Silvia AVALLONE : D’ACIER*

Silvia Avallone, D’acier, J’ai lu, Flammarion, Paris, 2013.

Nous voici loin, une fois encore, de l’Italie enchantée.
Dans le nord de la Maremme, face à l’île d’Elbe, Piombino fut dès l’Antiquité le centre d’une importante activité métallurgique. Au début du XXe siècle, elle connaît un apogée économique grâce à la production et la transformation d’acier. D’acier, tel est le titre du premier livre de S. Avallone, porté avec succès au cinéma en 2012. Il relate la vie quotidienne de deux jeunes filles de la via Stalingrado, Anna et Francesca, ados dessalées liées par une amitié passionnée et le désir furieux de s’en sortir, d’échapper à une vie étriquée et focalisée sur l’usine, au destin de leurs mères – l’une femme au foyer, l’autre ouvrière à la Lucchini – au côté de pères qui partent en vrille.

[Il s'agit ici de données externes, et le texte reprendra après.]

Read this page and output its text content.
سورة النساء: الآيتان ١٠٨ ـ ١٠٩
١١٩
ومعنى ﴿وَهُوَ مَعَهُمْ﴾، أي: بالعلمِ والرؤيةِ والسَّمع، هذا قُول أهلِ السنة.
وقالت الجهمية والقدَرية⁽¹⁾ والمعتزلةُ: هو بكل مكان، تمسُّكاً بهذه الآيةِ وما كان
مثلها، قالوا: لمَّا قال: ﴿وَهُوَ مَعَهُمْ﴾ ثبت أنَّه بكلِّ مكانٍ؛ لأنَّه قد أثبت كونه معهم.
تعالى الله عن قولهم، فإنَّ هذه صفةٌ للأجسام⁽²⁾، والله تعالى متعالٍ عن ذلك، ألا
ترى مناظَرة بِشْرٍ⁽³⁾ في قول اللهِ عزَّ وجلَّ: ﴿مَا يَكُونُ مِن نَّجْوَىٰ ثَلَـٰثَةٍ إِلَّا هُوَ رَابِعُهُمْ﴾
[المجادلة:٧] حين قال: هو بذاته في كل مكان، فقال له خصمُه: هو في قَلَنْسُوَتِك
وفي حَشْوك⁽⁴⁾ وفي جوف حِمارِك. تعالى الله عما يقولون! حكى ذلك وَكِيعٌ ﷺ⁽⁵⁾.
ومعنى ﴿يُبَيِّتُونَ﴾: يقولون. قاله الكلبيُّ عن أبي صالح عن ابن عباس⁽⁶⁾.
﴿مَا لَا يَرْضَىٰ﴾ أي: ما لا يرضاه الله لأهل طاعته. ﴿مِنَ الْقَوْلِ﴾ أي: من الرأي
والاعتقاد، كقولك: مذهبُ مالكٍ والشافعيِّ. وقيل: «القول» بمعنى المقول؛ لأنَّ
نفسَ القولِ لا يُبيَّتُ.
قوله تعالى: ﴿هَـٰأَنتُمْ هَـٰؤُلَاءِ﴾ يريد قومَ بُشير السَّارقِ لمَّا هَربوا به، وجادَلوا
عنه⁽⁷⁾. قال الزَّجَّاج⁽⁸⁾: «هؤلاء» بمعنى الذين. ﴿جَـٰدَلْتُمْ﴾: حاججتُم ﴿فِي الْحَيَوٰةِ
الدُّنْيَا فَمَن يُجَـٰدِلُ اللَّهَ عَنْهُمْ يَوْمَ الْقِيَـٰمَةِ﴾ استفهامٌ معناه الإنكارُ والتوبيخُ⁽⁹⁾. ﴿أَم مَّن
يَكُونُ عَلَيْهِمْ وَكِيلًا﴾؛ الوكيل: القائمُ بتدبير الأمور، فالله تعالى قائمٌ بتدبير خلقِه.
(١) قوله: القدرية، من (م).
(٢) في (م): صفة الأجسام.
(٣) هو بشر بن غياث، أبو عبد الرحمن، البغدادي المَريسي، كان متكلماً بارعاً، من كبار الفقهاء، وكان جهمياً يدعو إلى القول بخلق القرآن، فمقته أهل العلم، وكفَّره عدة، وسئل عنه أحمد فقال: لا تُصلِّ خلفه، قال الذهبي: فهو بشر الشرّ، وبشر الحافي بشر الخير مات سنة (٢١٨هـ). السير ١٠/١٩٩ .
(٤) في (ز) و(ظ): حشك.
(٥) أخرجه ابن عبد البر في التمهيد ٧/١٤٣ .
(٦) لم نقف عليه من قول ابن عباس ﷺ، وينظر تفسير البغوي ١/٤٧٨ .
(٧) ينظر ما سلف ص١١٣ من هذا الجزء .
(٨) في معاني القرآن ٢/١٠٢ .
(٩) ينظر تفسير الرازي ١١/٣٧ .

Dans une approche presque clinique, hyperréaliste, l’auteure nous conduit avec une empathie très sensible au cœur de cet univers où art de la débrouille, coups tordus et corruption, épisodes glauques ou tragiques ne manquent pas, laissant place cependant, par moments, à une pause, un bref mais véritable souffle poétique, au milieu de la catastrophe, qui fait contraste avec le langage très cru des protagonistes, comme, face aux vieilles emprises industrielles et à leurs installations déjà partiellement démantelées*, scintille la silhouette de cette sorte de paradis terrestre, l’Elbe.

Françoise Lachkareff

* Le récit de S. Avallone se déroule en 2001, au moment où la destruction des tours jumelles du WTC projette déjà une inquiétante lumière sur la situation internationale moins de quinze ans plus tard, octobre 2014, la Lucchini est en passe d’être cédée à bas coût à une société indienne, et les ouvriers restants se battent pour le maintien de leur emploi.